Fall 2021

1

Greetings

Hannah D. Markley, Editor
Class of 2023

Greetings

Back in May, Eastern Meadowlarks and Bobolinks strung their notes between the powder-blue tobacco barn and stone fences in a field a few miles from my house. I interrupted their conversations every time I walked the mown paths down there. I hated to interrupt them, but there was no way to hide even the smallest step. They fluttered up from the tall grass and Queen Anne’s lace, and each time I paused and held my breath, hoped one would stay, that maybe we could make a kind of pact to share the place, even if it were just for a few moments longer than the last time.

Then, I left Kentucky for the summer, and I returned to find the Bobolinks gone, already South America-bound for the winter. And, I suppose, the eastern Meadowlarks will be leaving soon, if they aren’t already gone. A few farmers baled the fields since I last saw them, so even if they did stay, there’s not much of a place to land. They will return, as will the Bobolinks, but this season they take their leave. This is the way of things, an uneasy alliance with change.

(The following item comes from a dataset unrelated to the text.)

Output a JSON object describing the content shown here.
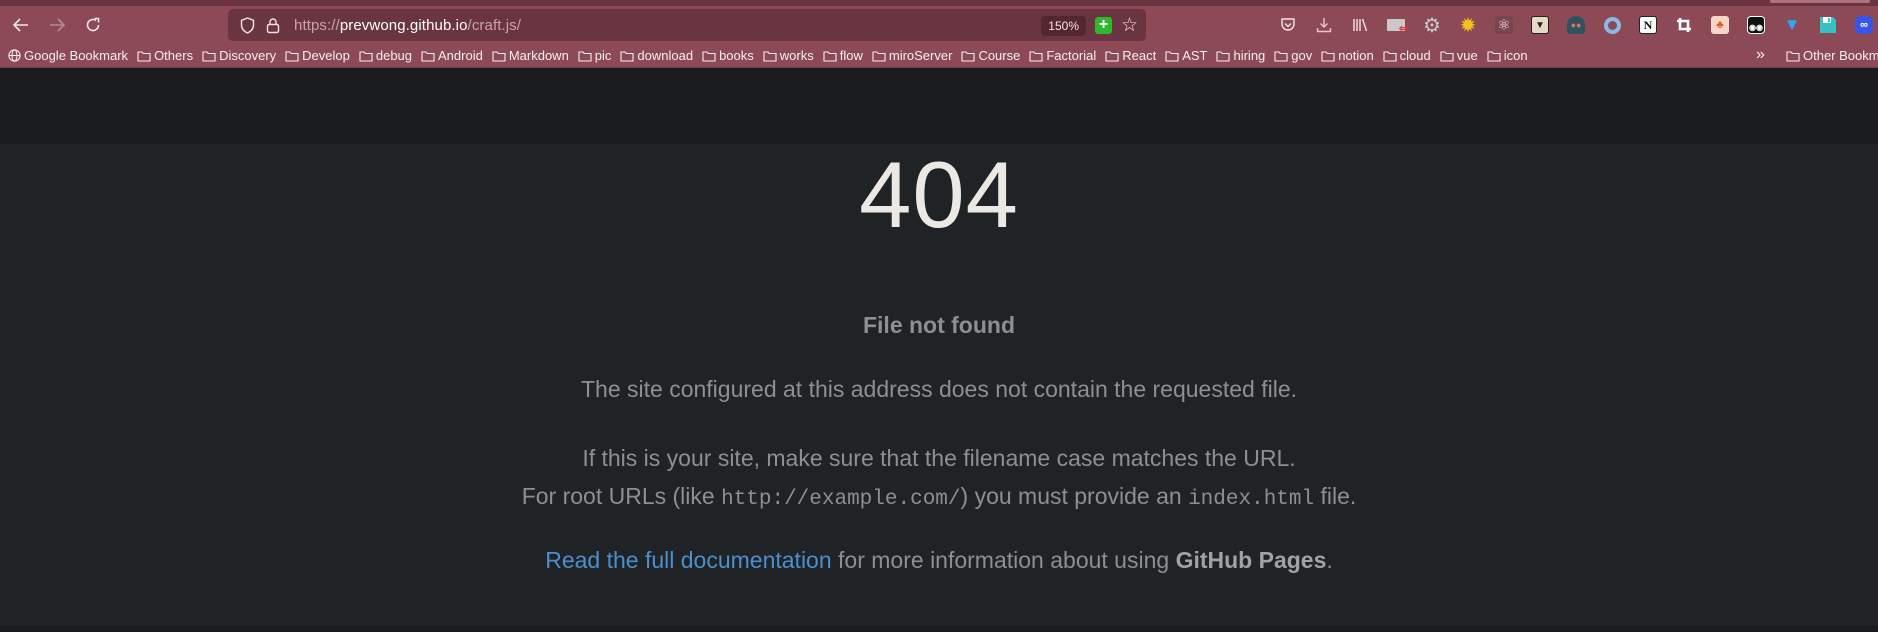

This issue, in the craft essay “You Will Not See Zapotec Die,” Wendy Call writes that she came to her work as a translator because of migration. Her essay explores this path from language to language, but also the impact of migration and translation within a language and across generations. Our Contributing Writer, Keats Chaves, interviews one of our newest faculty members, Sequoia Nagamatsu, on his own mentor experiences, and, finally, we celebrate our virtual residency with a photo essay.

As always, we celebrate our community’s Publications, Announcements, Opportunities, and Literary Citizenship.

Please join me in welcoming Elissa Favero as the new Assistant Editor. I’ll be the Editor for the next year, and I am so grateful to Keats Chaves, Sydney Elliott, and Garrett Brooks for their support coming into this year. Also, many thanks to each of you for your readership and support of Soundings and the RWW community in its many iterations.